Secondly, WordPress is a haven for a entry-level and non-developers, and as such many people you find touting WordPress can’t do anything past install plugins to get features to work on a client website. I’ve known people that I considered credible developers crumble the second a WordPress plugin threw an error on their client site. Hell, a client from one of my previous companies was left without a site because a form plugin died and took their site with it. In the time it took for the developer to Google and pester the WordPress community for help we had the client back up and running on Umbraco. It goes to show that plugins may seem like a good idea in theory, but it leads to an uneasy culture of non-developers patching together websites with other peoples code, and not being able to write code to fix issues themselves. Ask your average WP developer what other CMS’s they’ve used and more often than not it’ll be either nothing or “LOL drupal sux”.

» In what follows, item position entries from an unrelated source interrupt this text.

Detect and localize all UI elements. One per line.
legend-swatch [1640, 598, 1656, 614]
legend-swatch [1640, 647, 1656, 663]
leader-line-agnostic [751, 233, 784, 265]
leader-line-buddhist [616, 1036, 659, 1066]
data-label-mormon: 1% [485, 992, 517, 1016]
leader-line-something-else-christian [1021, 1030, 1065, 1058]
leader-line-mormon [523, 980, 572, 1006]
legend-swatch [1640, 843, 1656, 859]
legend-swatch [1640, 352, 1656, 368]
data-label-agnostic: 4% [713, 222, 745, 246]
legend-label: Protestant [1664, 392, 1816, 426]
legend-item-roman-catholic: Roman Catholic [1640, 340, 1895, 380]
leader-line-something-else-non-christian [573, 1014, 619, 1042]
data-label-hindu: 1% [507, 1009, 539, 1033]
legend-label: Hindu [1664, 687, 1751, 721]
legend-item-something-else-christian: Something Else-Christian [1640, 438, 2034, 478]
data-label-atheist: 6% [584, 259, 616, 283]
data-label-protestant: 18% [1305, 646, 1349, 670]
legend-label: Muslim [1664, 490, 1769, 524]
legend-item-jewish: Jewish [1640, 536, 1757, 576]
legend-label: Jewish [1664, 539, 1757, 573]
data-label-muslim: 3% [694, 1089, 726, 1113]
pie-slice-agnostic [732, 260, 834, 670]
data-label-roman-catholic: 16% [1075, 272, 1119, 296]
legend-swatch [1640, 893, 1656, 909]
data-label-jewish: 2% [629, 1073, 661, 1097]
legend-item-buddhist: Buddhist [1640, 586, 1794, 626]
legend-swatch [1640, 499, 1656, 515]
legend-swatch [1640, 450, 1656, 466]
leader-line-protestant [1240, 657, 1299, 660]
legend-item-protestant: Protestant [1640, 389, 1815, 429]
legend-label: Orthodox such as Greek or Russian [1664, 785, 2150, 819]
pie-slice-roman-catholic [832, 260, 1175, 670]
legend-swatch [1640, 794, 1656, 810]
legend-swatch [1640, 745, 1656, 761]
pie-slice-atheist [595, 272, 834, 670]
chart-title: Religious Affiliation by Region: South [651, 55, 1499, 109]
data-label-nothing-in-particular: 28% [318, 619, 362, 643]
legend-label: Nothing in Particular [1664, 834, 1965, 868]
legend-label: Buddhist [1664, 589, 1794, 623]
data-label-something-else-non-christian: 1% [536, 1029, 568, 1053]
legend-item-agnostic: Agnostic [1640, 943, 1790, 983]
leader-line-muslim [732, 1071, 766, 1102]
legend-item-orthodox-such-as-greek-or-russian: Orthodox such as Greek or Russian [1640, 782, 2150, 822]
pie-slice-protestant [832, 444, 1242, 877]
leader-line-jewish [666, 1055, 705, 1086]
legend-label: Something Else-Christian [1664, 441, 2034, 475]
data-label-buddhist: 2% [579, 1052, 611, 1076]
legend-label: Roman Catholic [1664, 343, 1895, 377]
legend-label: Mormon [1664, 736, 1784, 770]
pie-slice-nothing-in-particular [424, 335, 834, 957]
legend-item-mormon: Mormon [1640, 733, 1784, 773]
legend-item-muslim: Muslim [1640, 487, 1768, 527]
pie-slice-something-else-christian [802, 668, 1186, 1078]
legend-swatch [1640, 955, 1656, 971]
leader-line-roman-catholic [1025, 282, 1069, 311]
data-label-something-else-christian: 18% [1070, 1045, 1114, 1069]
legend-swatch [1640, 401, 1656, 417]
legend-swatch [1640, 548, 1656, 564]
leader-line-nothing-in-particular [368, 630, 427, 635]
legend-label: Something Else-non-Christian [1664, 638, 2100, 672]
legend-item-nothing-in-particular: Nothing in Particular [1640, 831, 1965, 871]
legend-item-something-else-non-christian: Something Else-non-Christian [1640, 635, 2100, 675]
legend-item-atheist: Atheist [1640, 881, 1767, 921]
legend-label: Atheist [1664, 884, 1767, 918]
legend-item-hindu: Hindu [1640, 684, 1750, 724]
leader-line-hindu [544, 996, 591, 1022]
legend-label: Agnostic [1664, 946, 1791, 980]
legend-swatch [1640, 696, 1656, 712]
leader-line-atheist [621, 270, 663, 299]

Finally, there is a huge myth floating around regarding WordPress’s ease of use. I’ve yet to see a single formal study to suggest that it is more usable than any other CMS. In fact, given that WordPress is still ultimately a blog I find that clients are often confused about the structure of their site in WordPress, where they can modify settings for their site and the whole post/page difference. It’s almost 2013! Even the lumbersome Drupal is dragging itself into being more usable for both developers and users. You say that WordPress’s workflow is easy, but that doesn’t mean that every other CMS under the sun isn’t that easy. Hell, I use a ten year old enterprise CMS called Sitecore and that’s as simple as click the content item and edit.
I could carry on for hours, perhaps even days. The point I am trying to make is that WordPress is not a CMS by design, and that the first rule of development is to use the correct tool for the job. Building a site in WordPress is like writing a book on post-it notes. You could do it with minimal fuss, but soon you’ll want to do something like number the pages or switch page orders, and you’ll wish more than anything you used paper.